The flooded toilet happened last night. It took me entirely too long to figure out how to stop the flooding, and it took even more entirely too long before someone came to help with the situation (my frantic phone call to the landlord was either ignored or mishandled or something). I went through two rolls of paper towels (the kind no trees die for) to sop up most of the water on the bathroom floor (a situation Scooter found particularly entertaining; he's one of those cats who both loves water and loves being exactly where I don't want him to be, and if he gets typhus, it's not my fault).
After the stopped up toilet got unstopped (which I, in spite of several hours of effort, had been unable to achieve), it was decided the carpets, which were sopping wet, needed to be cleaned and dried out. So at 8:30 last night, two men came over to do that job. They brought with them this neat machine that beeped wherever things were wet, which was pretty much everywhere. They made me take all the books I'd written and put them on a dry part of the floor (they wanted me to move my file cabinet also, and I flat out refused). They then shampooed the carpet and then set up a giant carpet drier, which had to run all night long (it's still running, since they haven't come back for it yet).
When all this began, Scooter hid under the bed, but after the men had been gone for a while, Scooter emerged. The carpet drier scared him too much and he ran back into my bedroom. I picked him up and carried him out. In a short while Scooter adjusted to the noise and the smell, and at one point he laid down on the carpet like it was one of those magic finger beds truly classy motels have.
I, on the other hand, got seasick from watching the amber waves of grain.
The worst thing about this particular misadventure is that I was so drained from the experience the only thing I had energy to watch last night (other than the carpet) was American Idol. I've been doing so well biding by my resolution not to watch, but what's a woman to do? In my defense, I watched a fair amount of it (three or four singers) with the sound off, because that's when the carpet was being cleaned, but I gather they were in the mediocre middle anyway. So I probably saw all of the front runners making their way through Rolling Stones songs.
I won't watch tonight. I swear I won't.
Oh, back to why I'm never writing another book again. All those disasters I mentioned- blizzards, loss of cable, loss of electricity, they all happened in Life As We Knew It and the dead and the gone. And while no toilets overflowed in This World We Live In, there is (without giving away hardly any plot at all), a flooding scene and a torrential rain/windstorm scene.

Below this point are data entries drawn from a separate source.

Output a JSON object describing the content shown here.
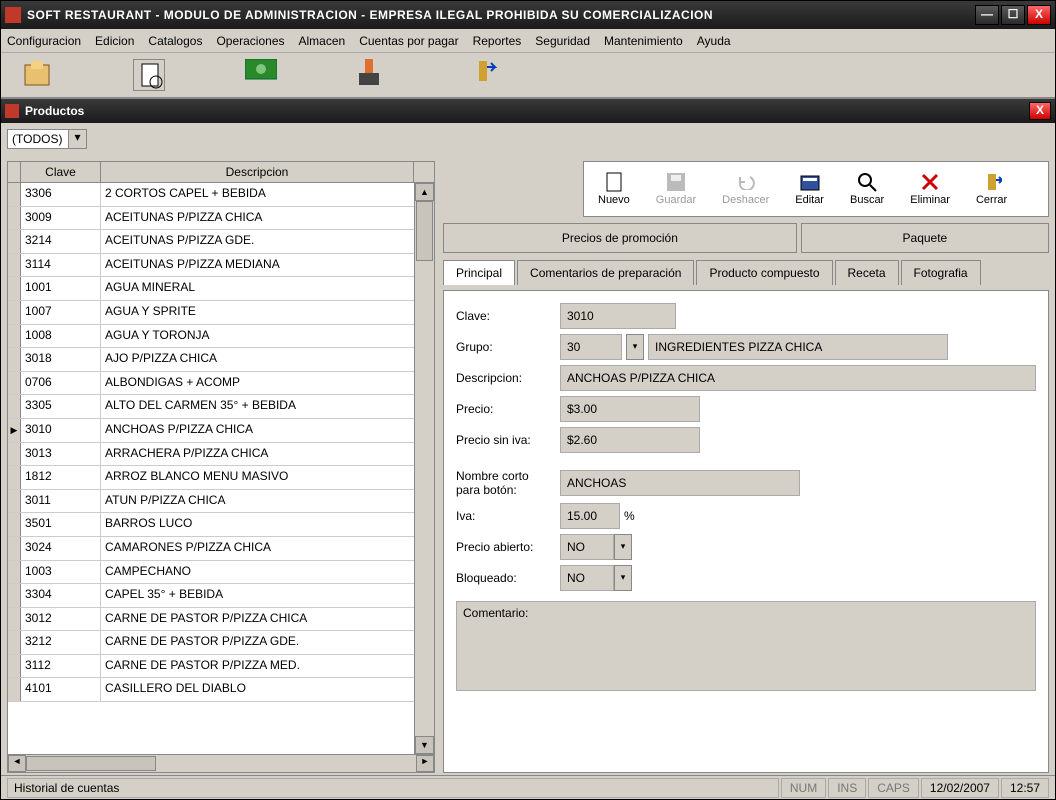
{
  "window": {
    "title": "SOFT RESTAURANT  -  MODULO DE ADMINISTRACION - EMPRESA ILEGAL PROHIBIDA SU COMERCIALIZACION"
  },
  "menubar": [
    "Configuracion",
    "Edicion",
    "Catalogos",
    "Operaciones",
    "Almacen",
    "Cuentas por pagar",
    "Reportes",
    "Seguridad",
    "Mantenimiento",
    "Ayuda"
  ],
  "child": {
    "title": "Productos"
  },
  "filter": {
    "value": "(TODOS)"
  },
  "grid": {
    "headers": {
      "clave": "Clave",
      "descripcion": "Descripcion"
    },
    "rows": [
      {
        "clave": "3306",
        "desc": "2 CORTOS CAPEL + BEBIDA"
      },
      {
        "clave": "3009",
        "desc": "ACEITUNAS P/PIZZA CHICA"
      },
      {
        "clave": "3214",
        "desc": "ACEITUNAS P/PIZZA GDE."
      },
      {
        "clave": "3114",
        "desc": "ACEITUNAS P/PIZZA MEDIANA"
      },
      {
        "clave": "1001",
        "desc": "AGUA MINERAL"
      },
      {
        "clave": "1007",
        "desc": "AGUA Y SPRITE"
      },
      {
        "clave": "1008",
        "desc": "AGUA Y TORONJA"
      },
      {
        "clave": "3018",
        "desc": "AJO P/PIZZA CHICA"
      },
      {
        "clave": "0706",
        "desc": "ALBONDIGAS + ACOMP"
      },
      {
        "clave": "3305",
        "desc": "ALTO DEL CARMEN 35° + BEBIDA"
      },
      {
        "clave": "3010",
        "desc": "ANCHOAS P/PIZZA CHICA",
        "selected": true
      },
      {
        "clave": "3013",
        "desc": "ARRACHERA P/PIZZA CHICA"
      },
      {
        "clave": "1812",
        "desc": "ARROZ BLANCO MENU MASIVO"
      },
      {
        "clave": "3011",
        "desc": "ATUN P/PIZZA CHICA"
      },
      {
        "clave": "3501",
        "desc": "BARROS LUCO"
      },
      {
        "clave": "3024",
        "desc": "CAMARONES P/PIZZA CHICA"
      },
      {
        "clave": "1003",
        "desc": "CAMPECHANO"
      },
      {
        "clave": "3304",
        "desc": "CAPEL 35° + BEBIDA"
      },
      {
        "clave": "3012",
        "desc": "CARNE DE PASTOR P/PIZZA CHICA"
      },
      {
        "clave": "3212",
        "desc": "CARNE DE PASTOR P/PIZZA GDE."
      },
      {
        "clave": "3112",
        "desc": "CARNE DE PASTOR P/PIZZA MED."
      },
      {
        "clave": "4101",
        "desc": "CASILLERO DEL DIABLO"
      }
    ]
  },
  "toolbar": {
    "nuevo": "Nuevo",
    "guardar": "Guardar",
    "deshacer": "Deshacer",
    "editar": "Editar",
    "buscar": "Buscar",
    "eliminar": "Eliminar",
    "cerrar": "Cerrar"
  },
  "promo": {
    "precios": "Precios de promoción",
    "paquete": "Paquete"
  },
  "tabs": {
    "principal": "Principal",
    "comentarios": "Comentarios de preparación",
    "compuesto": "Producto compuesto",
    "receta": "Receta",
    "fotografia": "Fotografia"
  },
  "form": {
    "labels": {
      "clave": "Clave:",
      "grupo": "Grupo:",
      "descripcion": "Descripcion:",
      "precio": "Precio:",
      "precio_sin_iva": "Precio sin iva:",
      "nombre_corto": "Nombre corto para botón:",
      "iva": "Iva:",
      "precio_abierto": "Precio abierto:",
      "bloqueado": "Bloqueado:",
      "comentario": "Comentario:"
    },
    "clave": "3010",
    "grupo_code": "30",
    "grupo_desc": "INGREDIENTES PIZZA CHICA",
    "descripcion": "ANCHOAS P/PIZZA CHICA",
    "precio": "$3.00",
    "precio_sin_iva": "$2.60",
    "nombre_corto": "ANCHOAS",
    "iva": "15.00",
    "pct": "%",
    "precio_abierto": "NO",
    "bloqueado": "NO",
    "comentario": ""
  },
  "statusbar": {
    "left": "Historial de cuentas",
    "num": "NUM",
    "ins": "INS",
    "caps": "CAPS",
    "date": "12/02/2007",
    "time": "12:57"
  }
}
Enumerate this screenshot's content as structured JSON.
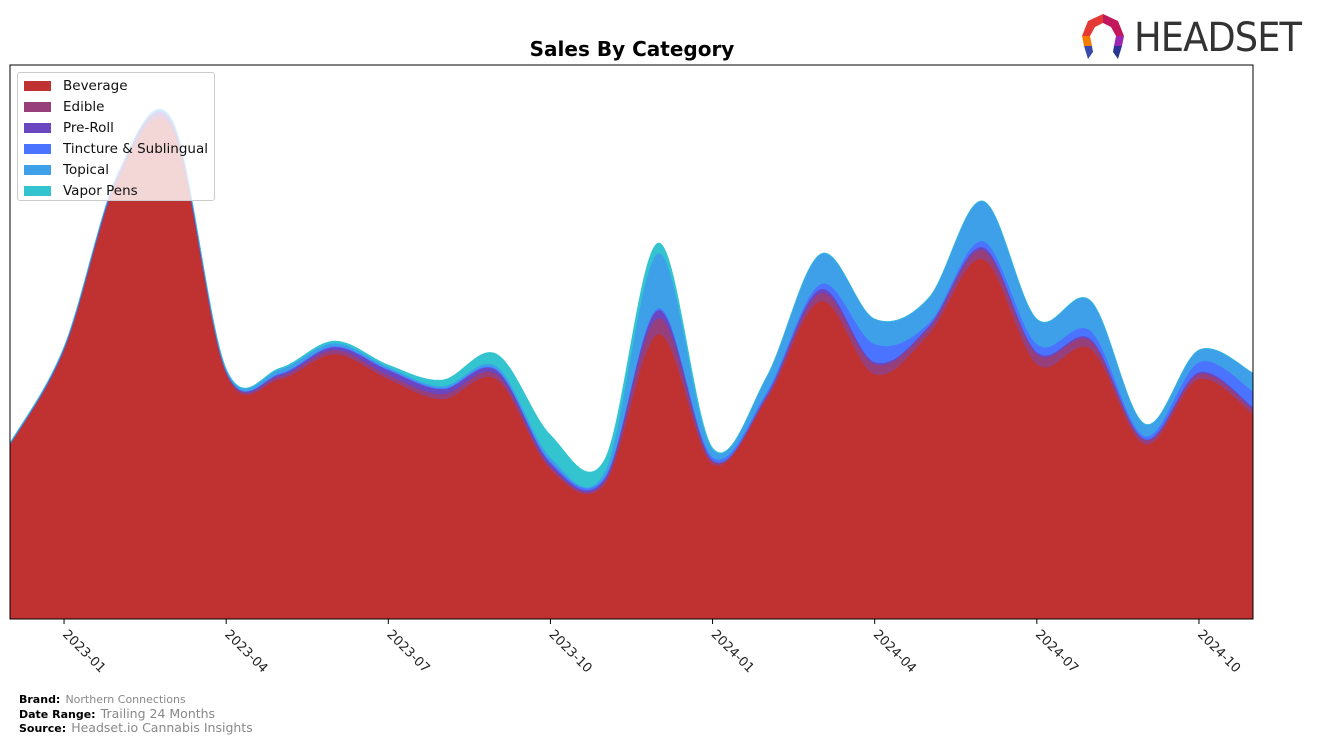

Now what if I were to write a fourth book? You think things would suddenly get better? Sun shining, happy folk, daisies and buttercups? I think not. I think there'd be more pain and suffering and disaster and millions watching Idol. Oh the humanity.
If I had to track down that one moment when things began to shift, I'd attribute it to my character Miranda coming to life in Germany and having her own Facebook page and friends. Before then, I was in control of my fiction. Now my fiction is in control of the planet.
So now, not only am I permanently and solemnly renouncing all intentions of writing a fourth book (just as permanently and solemnly as I renounced ever watching American Idol again), I'm seriously considering rewriting the 205 pages I've written of Blood Wounds, which, without giving away any plot whatsoever, has blood and wounds in it. A book about daisies and buttercups sounds a lot safer right now.
I owe it to the world to spare it the blood bath my writing might engender. I'll sacrifice my chance at the Nobel Prize For Literature.
I will happily accept the Nobel Peace Prize, however. As soon as the carpet finishes drying!